Family deals with devastating effects of Huntington's disease
Huntington’s disease has robbed Scott Villwock of the ability to walk and talk as he once did, but with the help and determination of his family he continues to do what he loves in life.
Whether it be fishing or attending his children’s sporting events, Scott continues to participate, even as the disease that has no treatment or cure continues to attack his brain.
“Scott understands what is going on around him,” said his wife, Kristi (Kilgore) Villwock. “The challenge is the communication.”
Scott recognizes people, Kristi said, but when asked a question he may answer, he may not answer or he may answer in an hour.
Scott was diagnosed with Huntington’s disease eight years ago, at age 40. His daughter, Quin, now a Forestview Middle School fifth-grader, was just 3 years old; his son, Cade, now a Nisswa Elementary School fourth-grader, was 2.
Huntington’s disease is an inherited brain disorder that typically begins in mid-life. It’s caused by a dominant gene that causes certain brain cells to deteriorate. Early symptoms may affect cognitive ability or mobility and include depression, mood swings, forgetfulness, speech impairment, clumsiness, involuntary twitching and lack of coordination.
The disease slowly diminishes a person’s ability to walk, think, talk and reason. As it progresses, concentration and short-term memory diminish and involuntary movements of the head, trunk and limbs increase.
Walking, speaking and swallowing abilities deteriorate, and eventually a person with Huntington’s disease becomes totally dependent upon others for care.
That’s where Scott is at, and it’s the reason a benefit for the Villwock family of rural Brainerd will be held Feb. 9 at Cragun’s Legacy Golf Course Clubhouse off County Road 77 in East Gull Lake.
Kristi said the first sign that something was wrong with Scott occurred when a friend who owns a hair salon said it seemed Scott was struggling to write a check after a haircut.
“I hadn’t really noticed anything. I asked if he noticed anything weird or strange and he said no,” Kristi said.
A few months later the couple was out for dinner and it was loud so Kristi couldn’t hear what Scott was saying. She tried to read his lips when she noticed his mouth was making strange, distorted movements.
The Villwocks visited doctors in Brainerd, St. Cloud and the University of Minnesota over about eight months before learning the devastating news of the Huntington’s disease diagnosis.
“We didn’t know it ran in the family. He’s the first in the family known to have it,” Kristi said. “It’s genetic.”
Scott remained self-sufficient for the first three years after his diagnosis. As the disease progressed, his slurred speech and unsteady gate led others to believe he was intoxicated, which was hard for the family.
Then, in 2007, Scott wasn’t able to drive anymore. He had to give up his business, Mobile Communications, that he operated for six years from his garage.
Last March, Scott fell and fractured his arm.

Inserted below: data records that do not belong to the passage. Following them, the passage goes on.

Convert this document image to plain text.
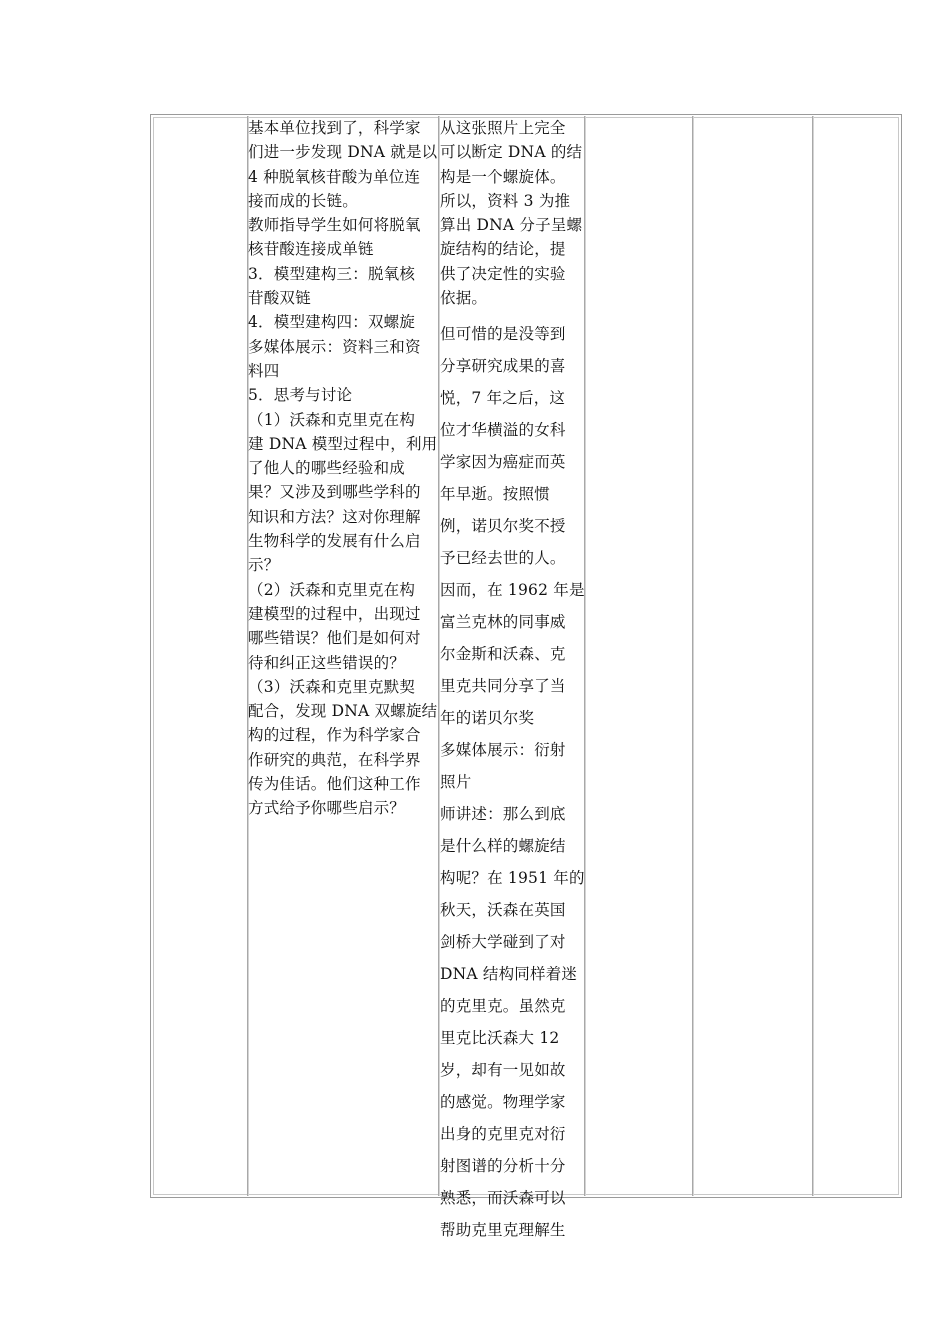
基本单位找到了，科学家

们进一步发现 DNA 就是以

4 种脱氧核苷酸为单位连

接而成的长链。

教师指导学生如何将脱氧

核苷酸连接成单链

3．模型建构三：脱氧核

苷酸双链

4．模型建构四：双螺旋

多媒体展示：资料三和资

料四

5．思考与讨论

（1）沃森和克里克在构

建 DNA 模型过程中，利用

了他人的哪些经验和成

果？又涉及到哪些学科的

知识和方法？这对你理解

生物科学的发展有什么启

示？

（2）沃森和克里克在构

建模型的过程中，出现过

哪些错误？他们是如何对

待和纠正这些错误的？

（3）沃森和克里克默契

配合，发现 DNA 双螺旋结

构的过程，作为科学家合

作研究的典范，在科学界

传为佳话。他们这种工作

方式给予你哪些启示？

从这张照片上完全

可以断定 DNA 的结

构是一个螺旋体。

所以，资料 3 为推

算出 DNA 分子呈螺

旋结构的结论，提

供了决定性的实验

依据。

但可惜的是没等到

分享研究成果的喜

悦，7 年之后，这

位才华横溢的女科

学家因为癌症而英

年早逝。按照惯

例，诺贝尔奖不授

予已经去世的人。

因而，在 1962 年是

富兰克林的同事威

尔金斯和沃森、克

里克共同分享了当

年的诺贝尔奖

多媒体展示：衍射

照片

师讲述：那么到底

是什么样的螺旋结

构呢？在 1951 年的

秋天，沃森在英国

剑桥大学碰到了对

DNA 结构同样着迷

的克里克。虽然克

里克比沃森大 12

岁，却有一见如故

的感觉。物理学家

出身的克里克对衍

射图谱的分析十分

熟悉，而沃森可以

帮助克里克理解生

He’s deteriorated quite quickly ever since.
“It went from his showering and getting dressed and making breakfast to needing help with everything,” Kristi said, noting it’s often hard for the family to go out in public with Scott amid stares from people who don’t know them and what they are going through.
While she’d seen slight declines and then plateaus in Scott’s health since his diagnosis, the deterioration in the past nearly year was shocking.
“I knew that eventually these things were going to happen, but no amount of reading can prepare you for what it’s like to live with it,” Kristi said. “And I didn’t think it would happen so fast.”
She said Quin and Cade are very well adjusted and happy, and Scott’s parents, Gary and Lola Villwock, have been a big help by taking care of Scott during the weekdays when Kristi works.
Scott needs more social interaction, Kristi said, noting he’s at every hockey practice and every game for Cade.
“When he’s home we try to keep him walking as much as possible, but we have to be right with him,” Kristi said.
If there’s one thing Kristi wants people to know, it’s that deep down Scott is the same man he’s always been.
“Please talk to him. He does understand what you’re saying,” she said. “He does have a sense of humor. He laughs. He knows what’s going on. He’s very aware.”
In fact, Scott participated in the Brainerd Jaycees Ice Fishing Extravaganza a couple of weeks ago on Gull Lake in bitterly cold and windy conditions. He hasn’t missed an extravaganza yet. He also fishes in a summer league with his brother, Mike.
“We’re really trying to keep him active,” Kristi said, noting many Huntington’s patients die not from the disease itself, but from side effects like choking, pneumonia and even suicide. So they also watch for depression.
She said she never thought she’d be on the receiving end of a benefit.
“People have just been wonderful,” Kristi said. “It’s just amazing how many people have gotten involved and wanted to help.”
But the one person she admires most is her husband, Scott.
“If there’s a hero in the whole thing, it’s him, because he’s never complained,” Kristi said through tears. “He’s never bitter or angry. He never asks, ‘Why me.’ He’s always been thoughtful and kind. That’s the amazing thing, he just goes with the flow.”